In the LA Times today there is an article titled “GPS Navigators have a long way to go”. The author cites that for the high cost of PNDs they currently do not work well enough unless you frequently travel to unfamiliar locations.

The biggest problem with GPS navigation units is that they often can’t take into consideration shortcuts and traffic-avoiding routes that locals might know.

This is at least partially true. There are often local shortcuts that a GPS system might not take into consideration. However in most of these cases the time savings isn’t considerable and the average tourist wouldn’t necessarily be unhappy with the route suggested by the GPS.
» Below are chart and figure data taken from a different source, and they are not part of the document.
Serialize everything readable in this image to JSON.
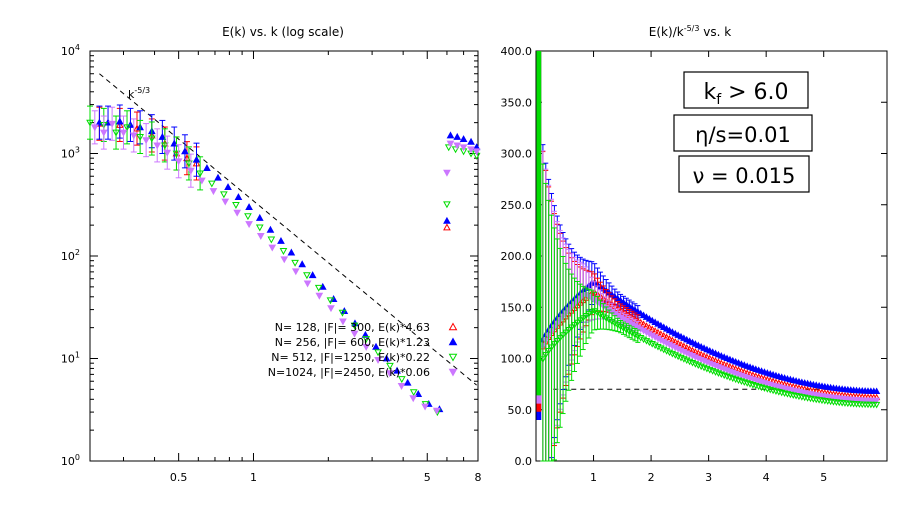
{
  "chart_data": [
    {
      "type": "scatter",
      "title": "E(k) vs. k (log scale)",
      "xscale": "log",
      "yscale": "log",
      "xlim": [
        0.22,
        8
      ],
      "ylim": [
        1,
        10000
      ],
      "xticks": [
        {
          "v": 0.5,
          "label": "0.5"
        },
        {
          "v": 1,
          "label": "1"
        },
        {
          "v": 5,
          "label": "5"
        },
        {
          "v": 8,
          "label": "8"
        }
      ],
      "yticks": [
        {
          "v": 1,
          "base": "10",
          "exp": "0"
        },
        {
          "v": 10,
          "base": "10",
          "exp": "1"
        },
        {
          "v": 100,
          "base": "10",
          "exp": "2"
        },
        {
          "v": 1000,
          "base": "10",
          "exp": "3"
        },
        {
          "v": 10000,
          "base": "10",
          "exp": "4"
        }
      ],
      "reference_line": {
        "label_base": "k",
        "label_exp": "-5/3",
        "k": [
          0.24,
          7.9
        ],
        "E": [
          6000,
          5.5
        ]
      },
      "legend_placement": "bottom-left",
      "series": [
        {
          "name": "N= 128, |F|= 300, E(k)*4.63",
          "color": "#ff0000",
          "marker": "triangle-up-open",
          "x": [
            0.24,
            0.29,
            0.34,
            0.39,
            0.44,
            0.49,
            0.54,
            0.59,
            6.0
          ],
          "y": [
            1950,
            1900,
            1750,
            1500,
            1250,
            1000,
            900,
            800,
            190
          ]
        },
        {
          "name": "N= 256, |F|= 600, E(k)*1.23",
          "color": "#0000ff",
          "marker": "triangle-up-filled",
          "x": [
            0.24,
            0.26,
            0.29,
            0.32,
            0.35,
            0.39,
            0.43,
            0.48,
            0.53,
            0.59,
            0.65,
            0.72,
            0.79,
            0.87,
            0.96,
            1.06,
            1.17,
            1.29,
            1.42,
            1.57,
            1.73,
            1.9,
            2.1,
            2.32,
            2.56,
            2.82,
            3.11,
            3.43,
            3.78,
            4.17,
            4.6,
            5.07,
            5.6,
            6.0,
            6.2,
            6.6,
            7.0,
            7.5,
            7.9
          ],
          "y": [
            2000,
            2000,
            2050,
            1900,
            1800,
            1650,
            1450,
            1250,
            1050,
            870,
            720,
            580,
            470,
            375,
            300,
            235,
            180,
            140,
            108,
            83,
            65,
            50,
            38,
            29,
            22,
            17,
            13,
            10,
            7.6,
            5.8,
            4.5,
            3.6,
            3.2,
            220,
            1500,
            1450,
            1380,
            1300,
            1150
          ]
        },
        {
          "name": "N= 512, |F|=1250, E(k)*0.22",
          "color": "#00dd00",
          "marker": "triangle-down-open",
          "x": [
            0.22,
            0.25,
            0.28,
            0.31,
            0.35,
            0.39,
            0.44,
            0.49,
            0.55,
            0.61,
            0.68,
            0.76,
            0.85,
            0.95,
            1.06,
            1.18,
            1.32,
            1.47,
            1.64,
            1.83,
            2.04,
            2.28,
            2.55,
            2.84,
            3.17,
            3.54,
            3.95,
            4.41,
            4.92,
            5.49,
            6.0,
            6.1,
            6.5,
            7.0,
            7.5,
            7.9
          ],
          "y": [
            2000,
            1900,
            1600,
            1800,
            1450,
            1400,
            1200,
            1000,
            800,
            640,
            510,
            400,
            315,
            245,
            190,
            145,
            112,
            86,
            65,
            49,
            37,
            28,
            21,
            15.5,
            11.5,
            8.5,
            6.3,
            4.7,
            3.6,
            3.0,
            320,
            1150,
            1100,
            1050,
            1000,
            950
          ]
        },
        {
          "name": "N=1024, |F|=2450, E(k)*0.06",
          "color": "#cc77ff",
          "marker": "triangle-down-filled",
          "x": [
            0.23,
            0.25,
            0.27,
            0.3,
            0.33,
            0.37,
            0.41,
            0.45,
            0.5,
            0.56,
            0.62,
            0.69,
            0.77,
            0.86,
            0.96,
            1.07,
            1.19,
            1.33,
            1.48,
            1.65,
            1.84,
            2.05,
            2.29,
            2.55,
            2.84,
            3.17,
            3.53,
            3.94,
            4.39,
            4.9,
            5.46,
            6.0,
            6.2,
            6.6,
            7.0,
            7.5,
            7.9
          ],
          "y": [
            1800,
            1600,
            1950,
            1600,
            1500,
            1350,
            1200,
            1020,
            840,
            680,
            545,
            430,
            340,
            265,
            205,
            157,
            121,
            93,
            71,
            54,
            41,
            31,
            23,
            17.5,
            13,
            9.7,
            7.2,
            5.4,
            4.1,
            3.4,
            3.1,
            650,
            1250,
            1200,
            1150,
            1100,
            1050
          ]
        }
      ]
    },
    {
      "type": "scatter",
      "title_prefix": "E(k)/k",
      "title_exp": "-5/3",
      "title_suffix": " vs. k",
      "xlim": [
        0,
        6.1
      ],
      "ylim": [
        0,
        400
      ],
      "xticks": [
        1,
        2,
        3,
        4,
        5
      ],
      "yticks": [
        {
          "v": 0,
          "label": "0.0"
        },
        {
          "v": 50,
          "label": "50.0"
        },
        {
          "v": 100,
          "label": "100.0"
        },
        {
          "v": 150,
          "label": "150.0"
        },
        {
          "v": 200,
          "label": "200.0"
        },
        {
          "v": 250,
          "label": "250.0"
        },
        {
          "v": 300,
          "label": "300.0"
        },
        {
          "v": 350,
          "label": "350.0"
        },
        {
          "v": 400,
          "label": "400.0"
        }
      ],
      "reference_line": {
        "x": [
          0.3,
          5.5
        ],
        "y": [
          70,
          70
        ]
      },
      "annotations": {
        "kf_main": "k",
        "kf_sub": "f",
        "kf_rest": " > 6.0",
        "eta": "η/s=0.01",
        "nu": "ν = 0.015"
      },
      "series": [
        {
          "color": "#0000ff",
          "marker": "triangle-up-filled",
          "k_peak": 1.0,
          "y_peak": 175,
          "y_end": 68
        },
        {
          "color": "#ff0000",
          "marker": "triangle-up-open",
          "k_peak": 1.0,
          "y_peak": 165,
          "y_end": 62
        },
        {
          "color": "#cc77ff",
          "marker": "triangle-down-filled",
          "k_peak": 0.85,
          "y_peak": 163,
          "y_end": 59
        },
        {
          "color": "#00dd00",
          "marker": "triangle-down-open",
          "k_peak": 1.0,
          "y_peak": 147,
          "y_end": 55
        }
      ]
    }
  ]
}
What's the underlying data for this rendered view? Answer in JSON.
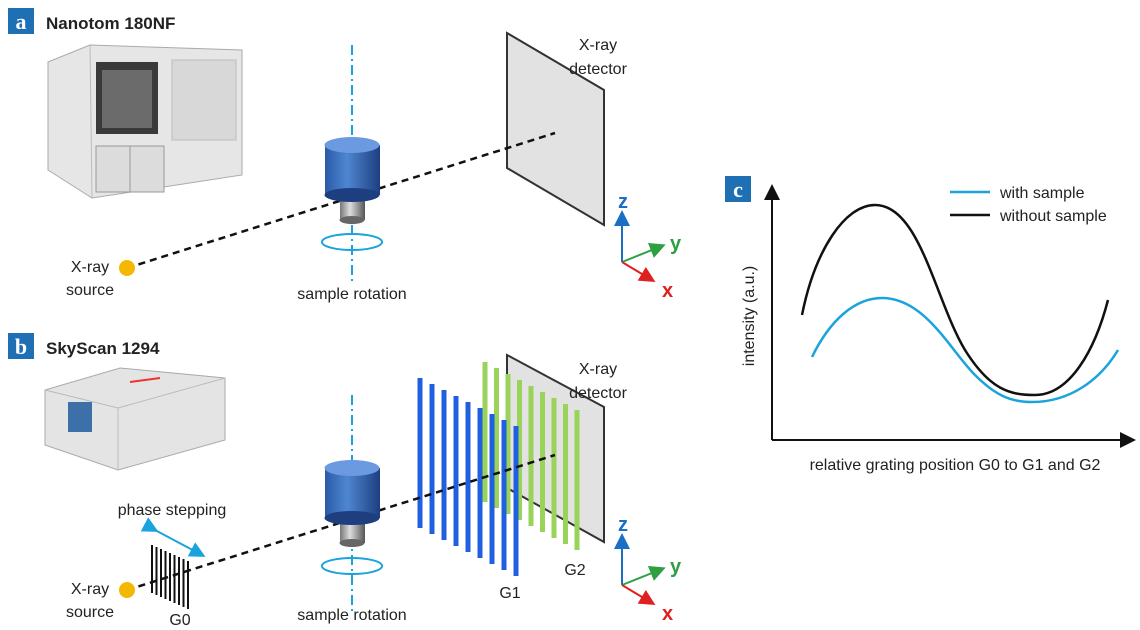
{
  "panels": [
    {
      "label": "a",
      "title": "Nanotom 180NF",
      "detector": [
        "X-ray",
        "detector"
      ],
      "source": [
        "X-ray",
        "source"
      ],
      "rotation": "sample rotation",
      "axes": [
        "z",
        "y",
        "x"
      ]
    },
    {
      "label": "b",
      "title": "SkyScan 1294",
      "detector": [
        "X-ray",
        "detector"
      ],
      "source": [
        "X-ray",
        "source"
      ],
      "rotation": "sample rotation",
      "axes": [
        "z",
        "y",
        "x"
      ],
      "stepping": "phase stepping",
      "gratings": [
        "G0",
        "G1",
        "G2"
      ]
    },
    {
      "label": "c",
      "legend": [
        "with sample",
        "without sample"
      ],
      "y_label": "intensity (a.u.)",
      "x_label": "relative grating position G0 to G1 and G2"
    }
  ]
}
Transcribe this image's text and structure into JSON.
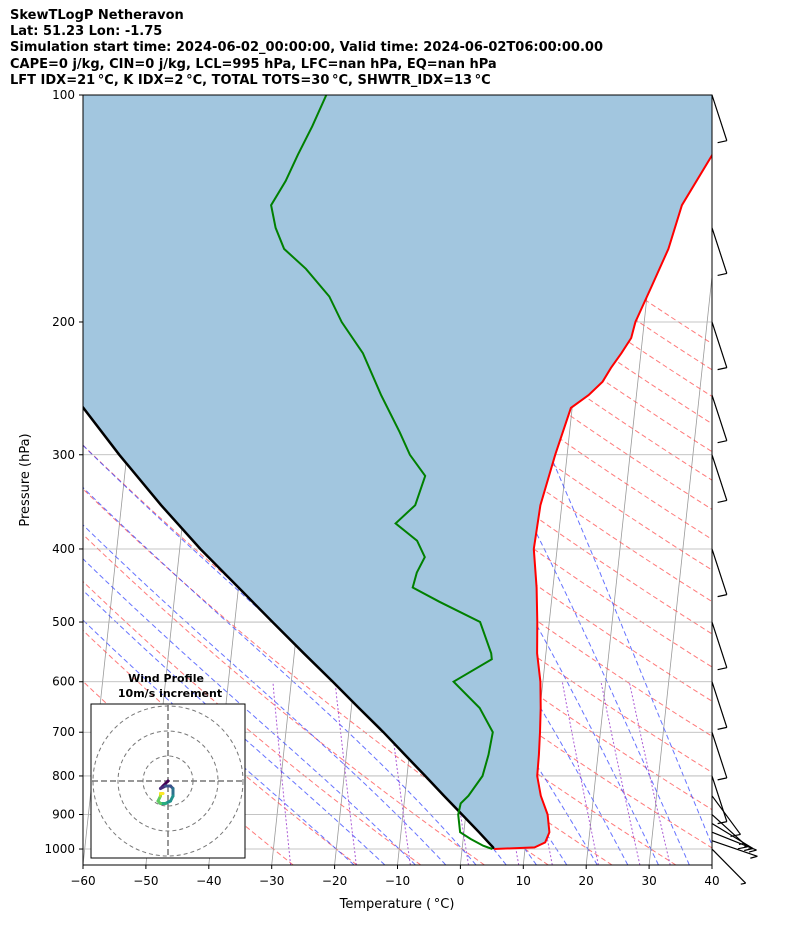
{
  "header": {
    "line1": "SkewTLogP Netheravon",
    "line2": "Lat: 51.23   Lon: -1.75",
    "line3": "Simulation start time: 2024-06-02_00:00:00, Valid time: 2024-06-02T06:00:00.00",
    "line4": "CAPE=0 j/kg, CIN=0 j/kg, LCL=995 hPa, LFC=nan hPa, EQ=nan hPa",
    "line5": "LFT IDX=21 °C, K IDX=2 °C, TOTAL TOTS=30 °C, SHWTR_IDX=13 °C"
  },
  "colors": {
    "temperature": "#ff0000",
    "dewpoint": "#008000",
    "parcel": "#000000",
    "fill": "#a2c6df",
    "dry_adiabat": "#ff4d4d",
    "moist_adiabat": "#3344ff",
    "mixing_ratio": "#9933cc",
    "isotherm": "#9a9a9a"
  },
  "chart_data": {
    "type": "line",
    "xlabel": "Temperature ( °C)",
    "ylabel": "Pressure (hPa)",
    "xlim": [
      -60,
      40
    ],
    "ylim": [
      1050,
      100
    ],
    "yscale": "log",
    "grid": true,
    "xticks": [
      "−60",
      "−50",
      "−40",
      "−30",
      "−20",
      "−10",
      "0",
      "10",
      "20",
      "30",
      "40"
    ],
    "yticks": [
      "100",
      "200",
      "300",
      "400",
      "500",
      "600",
      "700",
      "800",
      "900",
      "1000"
    ],
    "series": [
      {
        "role": "temperature",
        "points": [
          [
            1000,
            5.1
          ],
          [
            995,
            11.5
          ],
          [
            980,
            13.1
          ],
          [
            950,
            13.6
          ],
          [
            900,
            13.0
          ],
          [
            850,
            11.6
          ],
          [
            800,
            10.7
          ],
          [
            750,
            10.6
          ],
          [
            700,
            10.4
          ],
          [
            650,
            10.1
          ],
          [
            600,
            9.6
          ],
          [
            550,
            8.6
          ],
          [
            500,
            8.1
          ],
          [
            450,
            7.4
          ],
          [
            400,
            6.3
          ],
          [
            350,
            6.6
          ],
          [
            300,
            8.1
          ],
          [
            260,
            9.8
          ],
          [
            250,
            12.4
          ],
          [
            240,
            14.4
          ],
          [
            230,
            15.5
          ],
          [
            220,
            16.9
          ],
          [
            210,
            18.2
          ],
          [
            200,
            18.6
          ],
          [
            180,
            20.5
          ],
          [
            160,
            22.6
          ],
          [
            140,
            24.0
          ],
          [
            120,
            28.0
          ],
          [
            100,
            32.0
          ]
        ]
      },
      {
        "role": "dewpoint",
        "points": [
          [
            1000,
            4.8
          ],
          [
            990,
            3.3
          ],
          [
            970,
            1.2
          ],
          [
            950,
            -0.6
          ],
          [
            900,
            -1.2
          ],
          [
            870,
            -1.0
          ],
          [
            850,
            0.1
          ],
          [
            800,
            2.0
          ],
          [
            750,
            2.6
          ],
          [
            700,
            2.9
          ],
          [
            650,
            0.4
          ],
          [
            600,
            -4.2
          ],
          [
            560,
            1.5
          ],
          [
            550,
            1.3
          ],
          [
            500,
            -1.0
          ],
          [
            470,
            -7.8
          ],
          [
            450,
            -12.3
          ],
          [
            430,
            -11.9
          ],
          [
            410,
            -10.9
          ],
          [
            390,
            -12.4
          ],
          [
            370,
            -16.1
          ],
          [
            350,
            -13.3
          ],
          [
            320,
            -12.2
          ],
          [
            300,
            -15.0
          ],
          [
            280,
            -17.0
          ],
          [
            250,
            -20.6
          ],
          [
            220,
            -24.2
          ],
          [
            200,
            -28.1
          ],
          [
            185,
            -30.5
          ],
          [
            170,
            -34.7
          ],
          [
            160,
            -38.5
          ],
          [
            150,
            -40.2
          ],
          [
            140,
            -41.3
          ],
          [
            130,
            -39.4
          ],
          [
            120,
            -37.9
          ],
          [
            110,
            -36.1
          ],
          [
            100,
            -34.4
          ]
        ]
      },
      {
        "role": "parcel",
        "points": [
          [
            1000,
            5.0
          ],
          [
            995,
            4.9
          ],
          [
            950,
            2.4
          ],
          [
            900,
            -0.6
          ],
          [
            850,
            -3.8
          ],
          [
            800,
            -7.1
          ],
          [
            750,
            -10.7
          ],
          [
            700,
            -14.5
          ],
          [
            650,
            -18.8
          ],
          [
            600,
            -23.4
          ],
          [
            550,
            -28.5
          ],
          [
            500,
            -34.0
          ],
          [
            450,
            -40.0
          ],
          [
            400,
            -46.7
          ],
          [
            350,
            -53.7
          ],
          [
            300,
            -61.2
          ],
          [
            250,
            -69.5
          ],
          [
            200,
            -78.2
          ],
          [
            150,
            -87.6
          ],
          [
            100,
            -98.5
          ]
        ]
      }
    ],
    "wind_barbs": [
      {
        "p": 1000,
        "u": 4,
        "v": 2
      },
      {
        "p": 975,
        "u": 3,
        "v": 4
      },
      {
        "p": 950,
        "u": 5,
        "v": 6
      },
      {
        "p": 925,
        "u": 7,
        "v": 6
      },
      {
        "p": 900,
        "u": 7,
        "v": 4
      },
      {
        "p": 850,
        "u": 6,
        "v": 2
      },
      {
        "p": 800,
        "u": 6,
        "v": 0
      },
      {
        "p": 700,
        "u": 5,
        "v": 0
      },
      {
        "p": 600,
        "u": 5,
        "v": 0
      },
      {
        "p": 500,
        "u": 5,
        "v": 0
      },
      {
        "p": 400,
        "u": 5,
        "v": 0
      },
      {
        "p": 300,
        "u": 5,
        "v": 0
      },
      {
        "p": 250,
        "u": 5,
        "v": 0
      },
      {
        "p": 200,
        "u": 5,
        "v": 0
      },
      {
        "p": 150,
        "u": 5,
        "v": 0
      },
      {
        "p": 100,
        "u": 5,
        "v": 0
      }
    ],
    "inset": {
      "title": "Wind Profile",
      "subtitle": "10m/s increment",
      "ring_increment": 10,
      "rings": 3,
      "hodograph": [
        [
          0,
          0
        ],
        [
          -2,
          -2
        ],
        [
          -3,
          -3
        ],
        [
          -1,
          -2
        ],
        [
          1,
          -2
        ],
        [
          2,
          -3
        ],
        [
          2,
          -6
        ],
        [
          1,
          -8
        ],
        [
          -1,
          -9
        ],
        [
          -3,
          -9
        ],
        [
          -4,
          -8
        ],
        [
          -3,
          -6
        ],
        [
          -3,
          -5
        ],
        [
          -2,
          -5
        ]
      ]
    }
  }
}
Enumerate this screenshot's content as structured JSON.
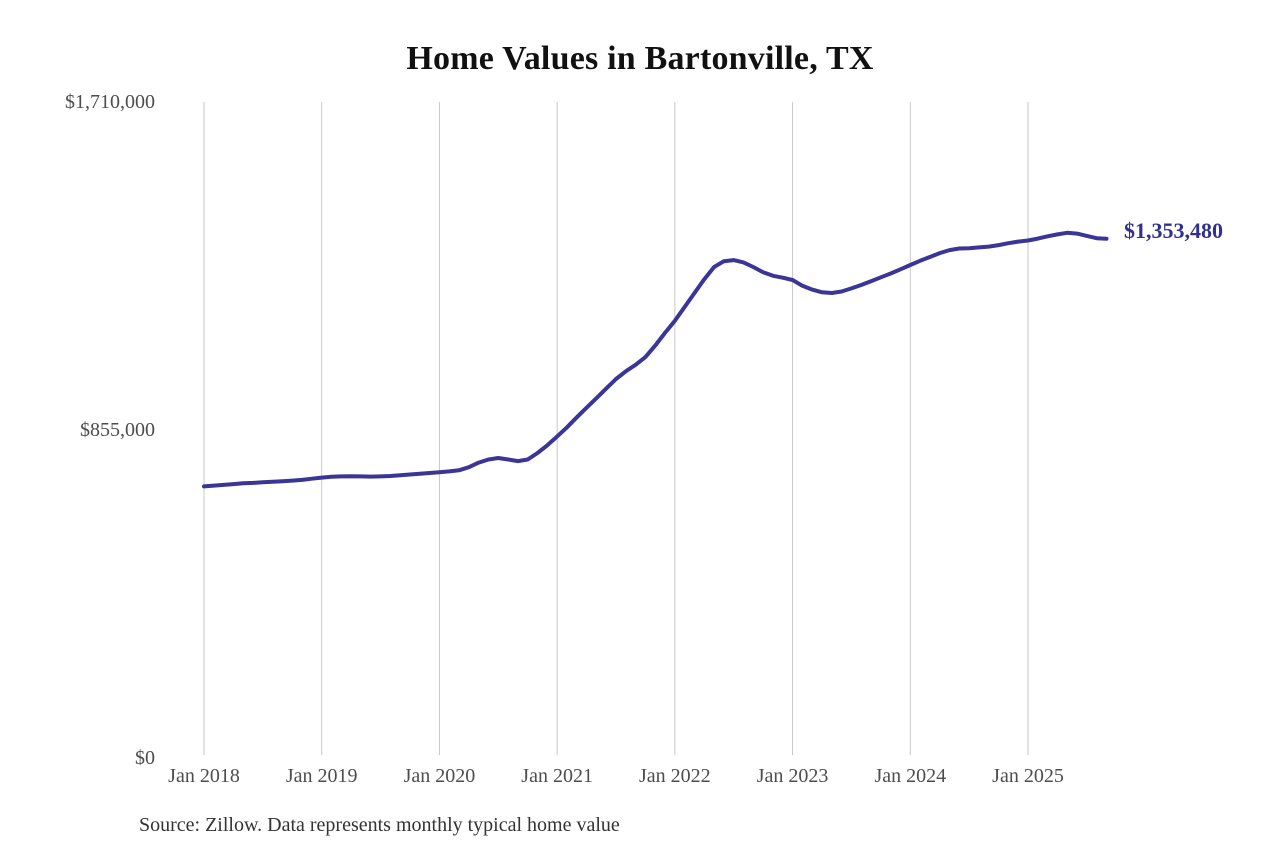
{
  "title": "Home Values in Bartonville, TX",
  "source_note": "Source: Zillow. Data represents monthly typical home value",
  "chart_data": {
    "type": "line",
    "title": "Home Values in Bartonville, TX",
    "series_name": "Monthly typical home value",
    "x": [
      "2018-01",
      "2018-02",
      "2018-03",
      "2018-04",
      "2018-05",
      "2018-06",
      "2018-07",
      "2018-08",
      "2018-09",
      "2018-10",
      "2018-11",
      "2018-12",
      "2019-01",
      "2019-02",
      "2019-03",
      "2019-04",
      "2019-05",
      "2019-06",
      "2019-07",
      "2019-08",
      "2019-09",
      "2019-10",
      "2019-11",
      "2019-12",
      "2020-01",
      "2020-02",
      "2020-03",
      "2020-04",
      "2020-05",
      "2020-06",
      "2020-07",
      "2020-08",
      "2020-09",
      "2020-10",
      "2020-11",
      "2020-12",
      "2021-01",
      "2021-02",
      "2021-03",
      "2021-04",
      "2021-05",
      "2021-06",
      "2021-07",
      "2021-08",
      "2021-09",
      "2021-10",
      "2021-11",
      "2021-12",
      "2022-01",
      "2022-02",
      "2022-03",
      "2022-04",
      "2022-05",
      "2022-06",
      "2022-07",
      "2022-08",
      "2022-09",
      "2022-10",
      "2022-11",
      "2022-12",
      "2023-01",
      "2023-02",
      "2023-03",
      "2023-04",
      "2023-05",
      "2023-06",
      "2023-07",
      "2023-08",
      "2023-09",
      "2023-10",
      "2023-11",
      "2023-12",
      "2024-01",
      "2024-02",
      "2024-03",
      "2024-04",
      "2024-05",
      "2024-06",
      "2024-07",
      "2024-08",
      "2024-09",
      "2024-10",
      "2024-11",
      "2024-12",
      "2025-01",
      "2025-02",
      "2025-03",
      "2025-04",
      "2025-05",
      "2025-06",
      "2025-07",
      "2025-08",
      "2025-09"
    ],
    "values": [
      708000,
      710000,
      712000,
      714000,
      716000,
      717000,
      719000,
      720000,
      721500,
      723000,
      725000,
      728000,
      731000,
      733000,
      734000,
      734500,
      734000,
      733500,
      734000,
      735000,
      737000,
      739000,
      741000,
      743000,
      745000,
      747000,
      750000,
      758000,
      770000,
      778000,
      782000,
      778000,
      774000,
      778000,
      795000,
      815000,
      838000,
      862000,
      888000,
      913000,
      938000,
      963000,
      988000,
      1008000,
      1025000,
      1045000,
      1075000,
      1108000,
      1140000,
      1176000,
      1212000,
      1248000,
      1280000,
      1295000,
      1298000,
      1292000,
      1280000,
      1266000,
      1257000,
      1252000,
      1246000,
      1231000,
      1221000,
      1214000,
      1212000,
      1216000,
      1224000,
      1233000,
      1243000,
      1253000,
      1263000,
      1274000,
      1285000,
      1296000,
      1306000,
      1316000,
      1324000,
      1328000,
      1329000,
      1331000,
      1333000,
      1337000,
      1342000,
      1346000,
      1349000,
      1354000,
      1360000,
      1365000,
      1369000,
      1367000,
      1361000,
      1355000,
      1353480
    ],
    "latest_value": 1353480,
    "end_label": "$1,353,480",
    "x_tick_labels": [
      "Jan 2018",
      "Jan 2019",
      "Jan 2020",
      "Jan 2021",
      "Jan 2022",
      "Jan 2023",
      "Jan 2024",
      "Jan 2025"
    ],
    "y_ticks": [
      {
        "label": "$1,710,000",
        "value": 1710000
      },
      {
        "label": "$855,000",
        "value": 855000
      },
      {
        "label": "$0",
        "value": 0
      }
    ],
    "ylim": [
      0,
      1710000
    ],
    "grid": "vertical-only",
    "legend": "none",
    "line_color": "#3a3597",
    "end_label_color": "#32308f",
    "gridline_color": "#c9c9c9",
    "tick_color": "#4d4d4d"
  }
}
The second part of his complaint is “traffic-avoiding routes”. Currently GPS systems can consider traffic if it is compatible with a traffic reporting service and you have the correct hardware. The three GPS receivers he tested (TomTom 910, Garmin StreetPilot C550, and the Magellan RoadMate 3000T) all come with optional traffic reporting services but it does not appear the author tried them.

Comparing the three devices the author mentions the TomTom 910 had the best routing on the routes he tested, however he (like many other people) had trouble with the mount.

He liked the display of the Garmin c550 the best, both for its brightness and the sensitive touch screen, however he didn’t like some of the routes it suggested.

The RoadMate 3000T got praise for the more intuitive input screen for finding addresses and having the most pleasant audible tones, however he didn’t like a route it suggested either.